While he was writing his letter, outside the tent, up came one of the boys. It was L, and he was highly excited.
“Well, what is it?” I asked.
“I’ve had something stolen.”
“Stolen?”
“My camera, sir—somebody’s taken it.”
He was quite beside himself.
The sergeant glanced up at me. He seemed to be wondering what course to take.
“Assemble everybody,” I suggested. I couldn’t think of anything else.
He nodded, limped to the foot of the flagpole in the centre of the camp, and bellowed the order like an old bull.
I turned to L.
“D’you suspect anybody?”
“No.”
The regiment lined up. I questioned them. No one had anything to say. The sergeant and I had a look at the te
nt where L slept. His sleeping-bag lay just to the left of the tent flaps. We found nothing to help here.
“It seems to be out of the question,” I reassured the sergeant, “that one of our own boys is the thief—in that case, we’d already have had something like this happen at school. It seems to me that the watch we’ve set up hasn’t been too vigilant and some of that robber band have slipped through.”

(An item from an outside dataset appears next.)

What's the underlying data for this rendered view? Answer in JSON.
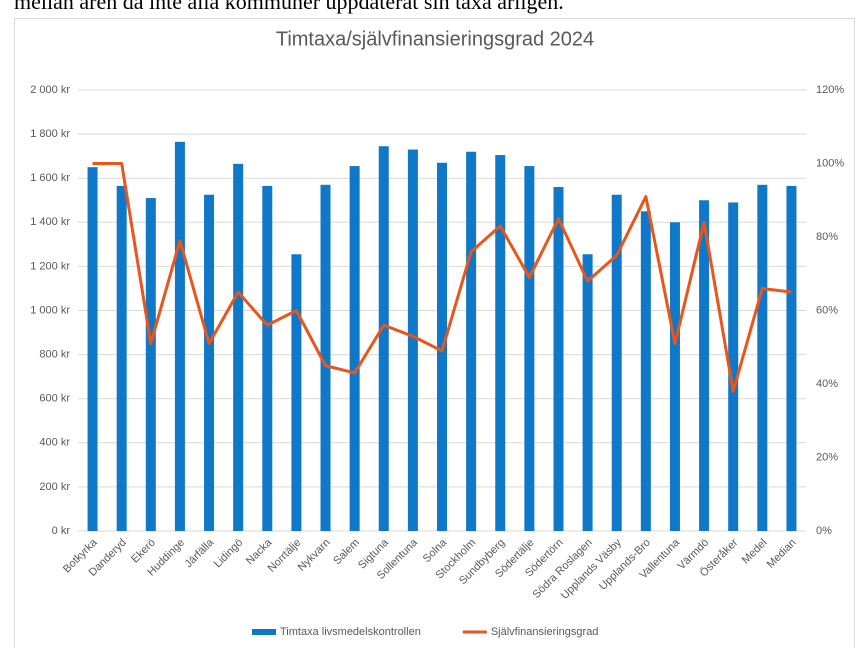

The sergeant thought I might be right. We decided to spend the next night supervising the sentries ourselves.
About a hundred yards away from the camp stood a haystack. We intended to spend the night there and make it our point of vantage. The sergeant was to watch from nine till one, and I from one till six.
We slipped off after supper, escaping the notice of any of the boys. I made myself quite comfortable in the hay.
At one o’clock or thereabouts, the sergeant woke me.
“All in order so far,” he whispered.
I clambered out of the hay and posted myself at the side of the rick.
The full moon cast deep shadows.
A wonderful night.
I could see the tents and distinguish the sentries. They were just changing.
To and fro, to and fro, they went; they covered the four points of the compass. Guarding their cameras!
As I sat there, I saw before me the picture in the priest’s study—and in my own home.
The hours went by …
My school subjects are history and geography. The form of the earth, and the story of the earth—these are my province. The earth is round, but history—it struck me then—history has become a four-cornered affair …
I daren’t smoke, for I was keeping a secret watch over the sentries …
My profession doesn’t interest me any longer, I thought.
Why was that picture still before my mind? Was I haunted by the Crucified One? No. Or by the face of His mother? No. It was the warrior, the armed and helmeted warrior, the Roman Captain, whose face haunted me.
Why?
He conducted the execution of a Jew. And as the Jew died, he must have murmured: “There dies no man.”
He had come to know God. What followed his discovery? What was his next act? He stood quiet beneath the cross. Lightning pierced the night, the curtain in the Temple was rent, the earth shuddered—the Roman Captain stood on, acknowledging the new God as the man died upon the cross—knowing that the world—his world—was condemned to death.